The edge of his axe caught Tatyana’s arm, which was covered by the thick fur-lined riding coat. She felt the edge of the blade against her skin, but the cut was shallow. Within seconds she had pulled the axe from the man’s fumbling grip, spun around, and struck, taking his head off with one stroke.
Ludmila, still on the ground, grinned at her with lethal fangs.
“Knyaginya,” she muttered with a smile.
“Come on!”
“Tanya!”
She heard Sándor’s voice in the snowstorm, but she didn’t stop, running toward the growing glow of fire that was lighting up the darkness.

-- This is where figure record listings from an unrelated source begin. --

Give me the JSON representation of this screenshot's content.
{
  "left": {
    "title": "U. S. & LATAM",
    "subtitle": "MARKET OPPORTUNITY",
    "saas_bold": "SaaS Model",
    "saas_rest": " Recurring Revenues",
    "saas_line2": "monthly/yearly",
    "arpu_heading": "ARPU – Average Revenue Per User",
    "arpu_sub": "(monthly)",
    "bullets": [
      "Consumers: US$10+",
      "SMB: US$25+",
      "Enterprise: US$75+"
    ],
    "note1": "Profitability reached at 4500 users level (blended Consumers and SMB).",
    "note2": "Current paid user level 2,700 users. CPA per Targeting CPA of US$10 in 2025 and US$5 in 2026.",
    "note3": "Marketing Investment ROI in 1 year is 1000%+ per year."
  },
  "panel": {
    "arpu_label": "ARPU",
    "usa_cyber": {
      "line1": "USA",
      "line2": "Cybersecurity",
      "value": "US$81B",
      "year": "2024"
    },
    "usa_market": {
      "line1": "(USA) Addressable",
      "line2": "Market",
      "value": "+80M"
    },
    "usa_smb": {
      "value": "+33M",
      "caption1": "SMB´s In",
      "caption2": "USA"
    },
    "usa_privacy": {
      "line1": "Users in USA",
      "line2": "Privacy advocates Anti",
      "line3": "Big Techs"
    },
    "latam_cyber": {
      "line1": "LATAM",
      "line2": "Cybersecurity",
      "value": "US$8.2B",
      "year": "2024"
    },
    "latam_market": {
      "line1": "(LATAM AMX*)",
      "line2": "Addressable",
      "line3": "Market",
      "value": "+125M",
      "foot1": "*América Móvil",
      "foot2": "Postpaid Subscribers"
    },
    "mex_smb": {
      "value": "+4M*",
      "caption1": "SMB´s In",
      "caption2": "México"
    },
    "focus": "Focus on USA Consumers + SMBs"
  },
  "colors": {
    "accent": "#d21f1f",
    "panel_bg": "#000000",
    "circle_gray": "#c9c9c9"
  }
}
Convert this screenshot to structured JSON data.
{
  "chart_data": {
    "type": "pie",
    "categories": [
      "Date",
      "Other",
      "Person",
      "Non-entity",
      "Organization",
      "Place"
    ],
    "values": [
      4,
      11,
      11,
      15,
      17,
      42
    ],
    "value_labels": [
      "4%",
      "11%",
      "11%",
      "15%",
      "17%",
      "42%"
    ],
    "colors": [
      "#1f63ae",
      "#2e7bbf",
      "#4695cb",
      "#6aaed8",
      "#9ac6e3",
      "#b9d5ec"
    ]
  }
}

She leaped over fallen warriors in bloody coats. She swung out at anyone who came after her with a blade, and Sándor flew at her side, diving down with his curved sword, slashing Ivan’s men and knocking them to the ground where Tatyana and Ludmila finished them off.
When she reached the perimeter of Oleg’s fire, she froze in awestruck horror and wonder, the snow around her turning to steam as it reached the heated vortex of his flames.

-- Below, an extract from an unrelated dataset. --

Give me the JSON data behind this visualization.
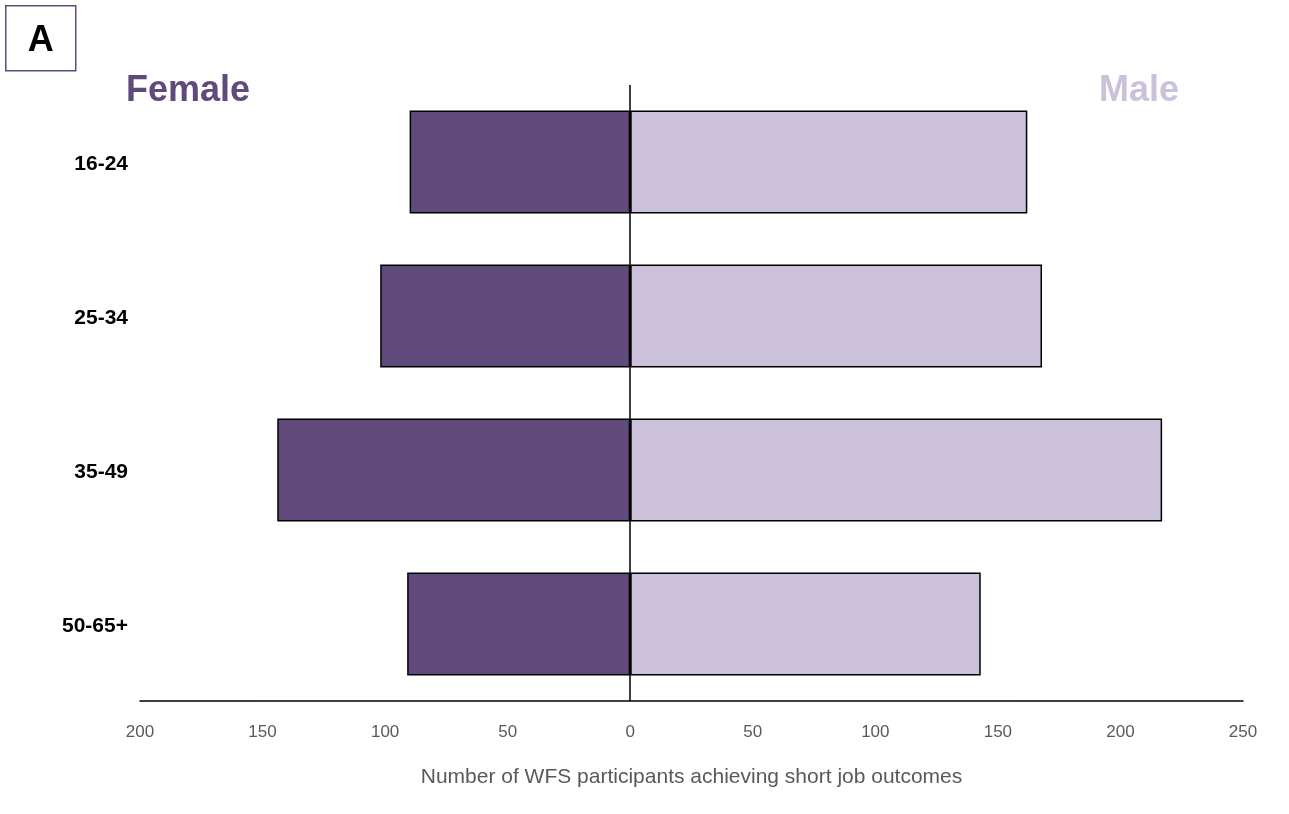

There was a ring of fire surrounding her mate, his shirt had turned to ashes, and steam rose from his bare shoulders.
The swirling snow around him vaporized as he stalked across the field. The ground beneath him was thick mud. Vampires and humans screamed and ran in terror as he approached.
The tents set up for spectators caught on fire, and wagons and carriages were already burning.
“Ivan!”
There was a black mark on Oleg’s chest where the arrow had turned to ash, but even as he walked, the ground beneath him rocked and rolled with the combined energy of dozens of earth vampires on the attack.
Tatyana saw Hazar and white-coated vampires darting through the snow-covered forest, flashes of bright red blood falling like rain to the ground.
“Ivan!” Oleg roared his brother’s name again. “You send your sons to fight your battles?”
Tatyana drew as much water around her as she could manage as she walked toward him; an arrow that flew over her shoulder turned to ash when his fire caught it midair.
“Oleg!” she cried out, and he turned to her.
Their eyes met, and Tatyana nodded and raised her axe.
Oleg’s fangs cut his lips when he smiled. “My queen.” He pointed at Ludmila. “Do not leave her side!”
As he spoke, an axe flew through the fiery perimeter, the shaft burning away but the head flipping end over end, flashing in the bright red and gold flames, making straight for Oleg’s skull.
Chapter 31
Oleg
That fool.
Oleg turned from Tatyana—who had Sándor hovering over her and Ludmila at her side—as he batted away the axe-head Ivan had thrown his way. Now he knew what direction Ivan was coming from.
He turned to stalk toward the source of the attack, his fire devouring the snow around him until he was trudging through bloody, rippling mud.
His brother’s loyalists were losing momentum as the few soldiers in Rudov’s company who had turned on the guests along with Ivan’s clan were cut down by the combined forces of the Kievan Rus and the Poshani. There were shouts of confusion as the majority of Oleg’s empire turned on them.
“What did you tell them, brother?” Oleg shouted into the night. “Did you lie and say that the others would follow their lead?”
As Oleg stalked through the snow, he threw a bolt of fire toward any of the red-coated vampires wearing Truvor’s crest.
“Did you tell them you would be king?”
One by one, the soldiers wearing Truvor’s crest fell, either by fire or axe as those loyal to Oleg sided against them, wrested their weapons away, or trapped them with elemental power.